Quando li o texto, pensei primeiramente: - Não é do Cortella! Se for, nosso filósofo atolou de vez no lamaçal da autoajuda. Depois, pensei assim: - Pode ser. Pode ser que nosso filósofo ficou cego com os holofotes da fama.

Sendo ou não sendo do Cortella, o texto exala pedantismo, com “tu” pra cá e “tu” pra lá, nunca vi tanto “tus” juntos. O autor inicia uma frase com “tu” e eu sei que ele está falando do “tu”, mas, desconfiado de minha percepção, volta a repetir o “tu”, jogando o discurso todo numa verdadeira tutuzada: “Se tu tivesse (!) chá... Tu terias derramado chá”. O pronome “tu” aparece 12 vezes no texto. Poderia ser 13, se, no final, em vez “você é o responsável pelo que tem na sua xícara”, fosse dito: “tu és o responsável pelo que tens na tua xícara”.

Nove fora os 12 tus, o texto transborda de sentimentos de posse: tua: 4, te: 3, me: 1, ti: 1, teu: 1, si: 1, minha: 1, eu: 1, sua: 1. Embora queira passar a ideia de generosidade, de desapego, o que ele faz é justamente reforçar o individualismo. O autor quer que as pessoas derramem gratidão, perdão, alegria, palavras positivas e amáveis, generosidade, amor. Mas, segundo ele, isso só será possível quando forem empurradas, tropeçarem, quando a vida sacudir forte. Ora, quer dizer que só serei generoso por acidente, quando a vida me sacudir?

O individualismo ficou claro de vez quando os sentimentos são transportados em xícaras e só são derramados quando a pessoa tropeça ou é empurrada. Se devemos compartilhar, a imagem usada deveria de uma jarra. Quando o autor fala em xícara, está querendo dizer que cada um deve cuidar de si, sem compartilhar com mais ninguém.

Se for para levar a sério o que o autor disse (Cortella?), o que a gente precisa fazer para mudar tal situação é ficar empurrando, dando rasteira e sopapos nas pessoas boas. Só assim é que elas vão derramar, compartilhar suas bondades. Coitadas!

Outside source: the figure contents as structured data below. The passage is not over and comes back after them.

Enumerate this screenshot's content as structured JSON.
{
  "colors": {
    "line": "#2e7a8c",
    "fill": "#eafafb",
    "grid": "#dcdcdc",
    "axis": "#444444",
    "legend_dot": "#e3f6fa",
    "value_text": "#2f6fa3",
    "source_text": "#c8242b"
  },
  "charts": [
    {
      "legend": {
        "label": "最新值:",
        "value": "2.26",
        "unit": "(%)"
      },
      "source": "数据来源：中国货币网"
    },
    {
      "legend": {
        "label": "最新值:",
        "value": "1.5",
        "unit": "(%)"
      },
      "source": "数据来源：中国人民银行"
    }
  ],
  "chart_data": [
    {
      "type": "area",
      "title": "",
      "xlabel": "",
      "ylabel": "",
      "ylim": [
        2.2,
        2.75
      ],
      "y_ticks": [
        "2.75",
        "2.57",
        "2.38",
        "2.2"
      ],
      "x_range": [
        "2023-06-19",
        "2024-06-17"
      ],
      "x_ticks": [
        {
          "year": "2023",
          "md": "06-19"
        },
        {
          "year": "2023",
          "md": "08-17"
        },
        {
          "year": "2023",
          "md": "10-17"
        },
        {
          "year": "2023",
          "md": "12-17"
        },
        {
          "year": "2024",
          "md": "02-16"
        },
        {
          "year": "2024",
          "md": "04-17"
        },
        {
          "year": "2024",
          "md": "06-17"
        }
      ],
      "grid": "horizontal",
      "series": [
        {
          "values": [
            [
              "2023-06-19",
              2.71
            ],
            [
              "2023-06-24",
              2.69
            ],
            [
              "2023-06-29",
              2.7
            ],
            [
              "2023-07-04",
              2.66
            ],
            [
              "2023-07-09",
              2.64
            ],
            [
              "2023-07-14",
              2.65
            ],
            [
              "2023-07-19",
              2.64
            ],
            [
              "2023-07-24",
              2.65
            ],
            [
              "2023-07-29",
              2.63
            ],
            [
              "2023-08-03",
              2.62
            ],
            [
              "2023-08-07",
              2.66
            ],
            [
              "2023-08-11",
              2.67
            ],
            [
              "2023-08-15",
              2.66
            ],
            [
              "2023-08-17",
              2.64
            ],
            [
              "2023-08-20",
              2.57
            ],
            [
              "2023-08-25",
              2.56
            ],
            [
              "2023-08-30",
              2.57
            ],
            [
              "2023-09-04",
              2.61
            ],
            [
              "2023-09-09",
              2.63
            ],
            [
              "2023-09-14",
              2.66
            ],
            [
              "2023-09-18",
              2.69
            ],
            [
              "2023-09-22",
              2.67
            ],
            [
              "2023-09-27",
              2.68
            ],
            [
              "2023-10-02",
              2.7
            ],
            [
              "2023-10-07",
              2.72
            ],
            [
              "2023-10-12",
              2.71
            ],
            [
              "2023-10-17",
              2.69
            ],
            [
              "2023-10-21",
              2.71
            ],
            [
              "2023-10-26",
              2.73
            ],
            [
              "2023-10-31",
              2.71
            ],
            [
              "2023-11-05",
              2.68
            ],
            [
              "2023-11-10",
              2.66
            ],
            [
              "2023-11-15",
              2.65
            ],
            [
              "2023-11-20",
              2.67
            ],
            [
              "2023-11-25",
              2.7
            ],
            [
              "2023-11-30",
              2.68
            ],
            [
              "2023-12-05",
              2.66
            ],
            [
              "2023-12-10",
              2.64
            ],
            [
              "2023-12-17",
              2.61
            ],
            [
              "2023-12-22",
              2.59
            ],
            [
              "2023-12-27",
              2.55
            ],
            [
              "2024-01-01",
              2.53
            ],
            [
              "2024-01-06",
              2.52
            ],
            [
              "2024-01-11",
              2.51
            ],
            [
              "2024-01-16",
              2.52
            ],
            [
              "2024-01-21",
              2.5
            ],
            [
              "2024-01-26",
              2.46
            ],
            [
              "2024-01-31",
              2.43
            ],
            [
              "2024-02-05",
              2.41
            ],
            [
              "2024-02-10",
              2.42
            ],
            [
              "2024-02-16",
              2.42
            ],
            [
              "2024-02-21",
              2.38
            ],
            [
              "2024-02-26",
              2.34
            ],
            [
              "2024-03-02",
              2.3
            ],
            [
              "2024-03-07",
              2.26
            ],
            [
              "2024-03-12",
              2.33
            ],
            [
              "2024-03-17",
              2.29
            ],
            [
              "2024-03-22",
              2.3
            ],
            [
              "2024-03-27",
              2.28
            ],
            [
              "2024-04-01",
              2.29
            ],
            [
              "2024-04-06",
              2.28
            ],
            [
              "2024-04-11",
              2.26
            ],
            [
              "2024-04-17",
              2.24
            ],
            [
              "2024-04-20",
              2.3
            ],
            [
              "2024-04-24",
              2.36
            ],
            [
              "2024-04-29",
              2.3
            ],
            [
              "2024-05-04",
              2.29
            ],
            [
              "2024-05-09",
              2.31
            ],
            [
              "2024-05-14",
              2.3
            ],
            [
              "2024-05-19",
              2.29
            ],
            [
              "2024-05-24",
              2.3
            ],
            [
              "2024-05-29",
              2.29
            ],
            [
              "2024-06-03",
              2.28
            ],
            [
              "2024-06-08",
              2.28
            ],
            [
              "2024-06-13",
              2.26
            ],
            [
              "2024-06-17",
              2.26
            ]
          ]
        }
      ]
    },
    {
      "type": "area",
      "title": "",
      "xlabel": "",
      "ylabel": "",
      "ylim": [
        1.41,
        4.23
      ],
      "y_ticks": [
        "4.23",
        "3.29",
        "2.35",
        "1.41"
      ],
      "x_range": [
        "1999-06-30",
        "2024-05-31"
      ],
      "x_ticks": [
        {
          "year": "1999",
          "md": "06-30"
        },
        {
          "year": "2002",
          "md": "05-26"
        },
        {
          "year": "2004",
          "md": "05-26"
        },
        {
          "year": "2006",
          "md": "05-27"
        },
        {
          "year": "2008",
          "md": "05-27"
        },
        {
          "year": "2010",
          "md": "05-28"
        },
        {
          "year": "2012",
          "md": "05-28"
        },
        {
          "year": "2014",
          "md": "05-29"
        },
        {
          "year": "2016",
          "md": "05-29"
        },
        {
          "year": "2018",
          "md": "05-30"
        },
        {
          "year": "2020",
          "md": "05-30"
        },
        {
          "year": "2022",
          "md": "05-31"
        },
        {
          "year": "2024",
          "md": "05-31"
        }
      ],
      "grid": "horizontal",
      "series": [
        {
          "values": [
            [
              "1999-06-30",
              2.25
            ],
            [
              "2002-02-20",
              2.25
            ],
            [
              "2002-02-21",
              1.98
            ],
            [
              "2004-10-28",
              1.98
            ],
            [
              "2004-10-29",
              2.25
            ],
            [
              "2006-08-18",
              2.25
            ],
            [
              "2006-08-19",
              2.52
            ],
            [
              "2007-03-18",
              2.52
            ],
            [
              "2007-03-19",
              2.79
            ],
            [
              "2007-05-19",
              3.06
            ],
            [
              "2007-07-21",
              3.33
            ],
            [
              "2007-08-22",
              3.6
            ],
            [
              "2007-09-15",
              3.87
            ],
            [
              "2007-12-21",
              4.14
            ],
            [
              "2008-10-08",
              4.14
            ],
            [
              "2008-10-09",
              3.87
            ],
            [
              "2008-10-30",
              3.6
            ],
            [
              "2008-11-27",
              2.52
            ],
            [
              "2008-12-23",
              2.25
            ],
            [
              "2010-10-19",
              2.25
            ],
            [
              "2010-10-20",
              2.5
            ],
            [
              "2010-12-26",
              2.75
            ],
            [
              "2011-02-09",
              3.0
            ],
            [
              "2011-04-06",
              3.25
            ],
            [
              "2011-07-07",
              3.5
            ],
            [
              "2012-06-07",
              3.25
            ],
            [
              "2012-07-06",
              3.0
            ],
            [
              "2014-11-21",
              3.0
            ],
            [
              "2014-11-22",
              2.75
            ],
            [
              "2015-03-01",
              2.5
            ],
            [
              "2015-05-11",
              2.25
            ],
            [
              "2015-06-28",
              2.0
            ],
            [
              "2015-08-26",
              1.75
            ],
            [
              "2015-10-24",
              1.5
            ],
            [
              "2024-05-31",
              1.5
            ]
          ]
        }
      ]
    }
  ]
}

O que percebo de bom no texto é que ele recomenda manter distância das pessoas más, desonestas, raivosas, mentirosas, negacionistas. Desse modo, fica explicado por que o Brasil está do jeito que está: estamos só dando empurrão em quem não presta.

Não é isso?

Etelvaldo Vieira de Melo


3 comentários:

Anônimo disse...

Caro Etelvaldo e leitores:
O texto - Derramando café - deveria ser divulgado em vários jornais e revistas. É perfeito. Leve, profundo e faz pensar! Afirmo sem titubear e sem rodeios - surge, na literatura brasileira, um cronista mineiro do porte de Paulo Mendes Campos. Da altura de outros cronistas brasileiros. E mais. Há outros textos no Blog das "Belas Coletâneas Ridículas" que cumprem a missão da escrita com mérito e louvor. Assim, o(a) leitor(a) está convidado(a) a saborear a mesa literária de cada edição.
Mauro Passos

Anônimo disse...

Caro Xará,
De fato, eu tinha lido com certa estranheza o texto atribuído ao Cortella, mas, na ocasião, não me dei ao trabalho de repercuti-lo com algum comentário. Na verdade, nem tinha onde fazê-lo. Vejo agora como você foi feliz em suas reflexões, de modo que me senti inteiramente contemplado nelas.
Gostei muito e concordo com o que disse o nosso caro Mauro Passos.
Um abraço!
Etevaldo Britto Dias

Geraldo Uzac disse...

Muito bom. Caro Etelvaldo, tenho imenso prazer em lêr as suas crônicas. Os textos são leves e muito interessantes.